If your aim is to be productive, skip most such meetings. If you work in a large organisation where productivity is unimportant, you may prefer this way of whiling away the time to sitting at your desk.
"Research has shown that groups rarely make better decisions than the best or second-best person in that group," says Professor Larry Phillips, decision-making expert at the London School of Economics.
2. Bring your own informal agenda if the meetings you attend are badly run but you want results.
In poorly organised environments, few people think far enough ahead to turn up with papers to hand out.
If you are the only person who has a handout, you will usually find that discussion will centre on the points you make on these sheets.
3. Watch for operators in political organisations; you need to match their tactics. Do some lobbying beforehand so you can count your allies. Be prepared for all outcomes.
Keep a new strategy or idea up your sleeve for the meeting so you can announce it there, keeping your opposition on the back foot.

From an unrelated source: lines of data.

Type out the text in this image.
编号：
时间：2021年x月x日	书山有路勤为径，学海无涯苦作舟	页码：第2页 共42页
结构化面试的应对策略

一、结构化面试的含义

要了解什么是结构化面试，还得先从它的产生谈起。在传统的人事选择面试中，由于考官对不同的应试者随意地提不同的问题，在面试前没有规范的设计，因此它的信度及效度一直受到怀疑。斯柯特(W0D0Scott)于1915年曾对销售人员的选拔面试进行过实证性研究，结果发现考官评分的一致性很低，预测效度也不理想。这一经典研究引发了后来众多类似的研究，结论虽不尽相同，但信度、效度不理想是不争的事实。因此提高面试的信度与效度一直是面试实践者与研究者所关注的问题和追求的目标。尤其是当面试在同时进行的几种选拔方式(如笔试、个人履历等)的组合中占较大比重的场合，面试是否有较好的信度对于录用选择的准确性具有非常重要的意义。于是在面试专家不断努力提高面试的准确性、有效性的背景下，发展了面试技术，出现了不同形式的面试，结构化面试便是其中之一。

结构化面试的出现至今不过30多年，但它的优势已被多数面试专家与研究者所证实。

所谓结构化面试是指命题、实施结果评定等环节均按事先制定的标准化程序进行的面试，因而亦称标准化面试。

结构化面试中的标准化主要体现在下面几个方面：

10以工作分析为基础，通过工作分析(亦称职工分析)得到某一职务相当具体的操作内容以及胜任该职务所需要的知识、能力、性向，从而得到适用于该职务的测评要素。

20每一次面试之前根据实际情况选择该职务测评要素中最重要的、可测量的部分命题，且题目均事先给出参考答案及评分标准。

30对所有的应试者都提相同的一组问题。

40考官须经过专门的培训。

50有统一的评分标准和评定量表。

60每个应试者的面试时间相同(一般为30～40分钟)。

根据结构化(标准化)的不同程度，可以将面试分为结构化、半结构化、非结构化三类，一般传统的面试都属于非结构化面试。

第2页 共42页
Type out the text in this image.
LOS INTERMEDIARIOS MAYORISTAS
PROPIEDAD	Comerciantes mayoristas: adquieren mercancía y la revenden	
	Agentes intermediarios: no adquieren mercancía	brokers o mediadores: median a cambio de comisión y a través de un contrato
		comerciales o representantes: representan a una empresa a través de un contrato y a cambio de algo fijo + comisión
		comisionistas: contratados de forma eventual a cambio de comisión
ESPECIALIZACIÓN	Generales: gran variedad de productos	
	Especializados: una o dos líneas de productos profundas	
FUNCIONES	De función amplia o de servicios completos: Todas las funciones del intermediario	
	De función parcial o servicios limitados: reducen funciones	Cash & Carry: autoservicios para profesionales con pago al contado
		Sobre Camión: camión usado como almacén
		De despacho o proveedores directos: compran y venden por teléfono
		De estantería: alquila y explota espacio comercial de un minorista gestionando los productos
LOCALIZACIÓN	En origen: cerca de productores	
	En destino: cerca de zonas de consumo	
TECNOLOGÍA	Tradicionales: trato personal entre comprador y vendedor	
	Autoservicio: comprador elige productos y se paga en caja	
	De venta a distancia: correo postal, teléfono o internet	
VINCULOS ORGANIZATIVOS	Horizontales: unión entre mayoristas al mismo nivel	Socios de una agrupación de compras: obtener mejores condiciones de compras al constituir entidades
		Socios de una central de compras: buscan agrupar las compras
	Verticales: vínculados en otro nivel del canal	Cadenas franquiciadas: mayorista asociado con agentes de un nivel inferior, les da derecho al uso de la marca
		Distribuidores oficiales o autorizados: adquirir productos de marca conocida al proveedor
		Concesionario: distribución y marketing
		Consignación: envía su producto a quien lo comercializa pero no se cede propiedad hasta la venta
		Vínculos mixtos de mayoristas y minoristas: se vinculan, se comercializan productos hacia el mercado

4. Understand, however, that well-run meetings can produce better results than would come from the smartest people in the group.
Three things are needed for good collective decision-making, says Phillips -an impartial facilitator or chairman or woman; a clear structure for the discussions; and the necessary IT to model possible alternatives there and then.
Information will be treated as a neutral commodity. And everybody will have their say.
5. Try to avoid major confrontations in meetings. Explore serious disagreements outside the meeting room.
6. Follow up all decisions. You will look a fool if you spend time in discussions but then neglect implementation. You can put your own twist on agreements reached if you are taking the initiative.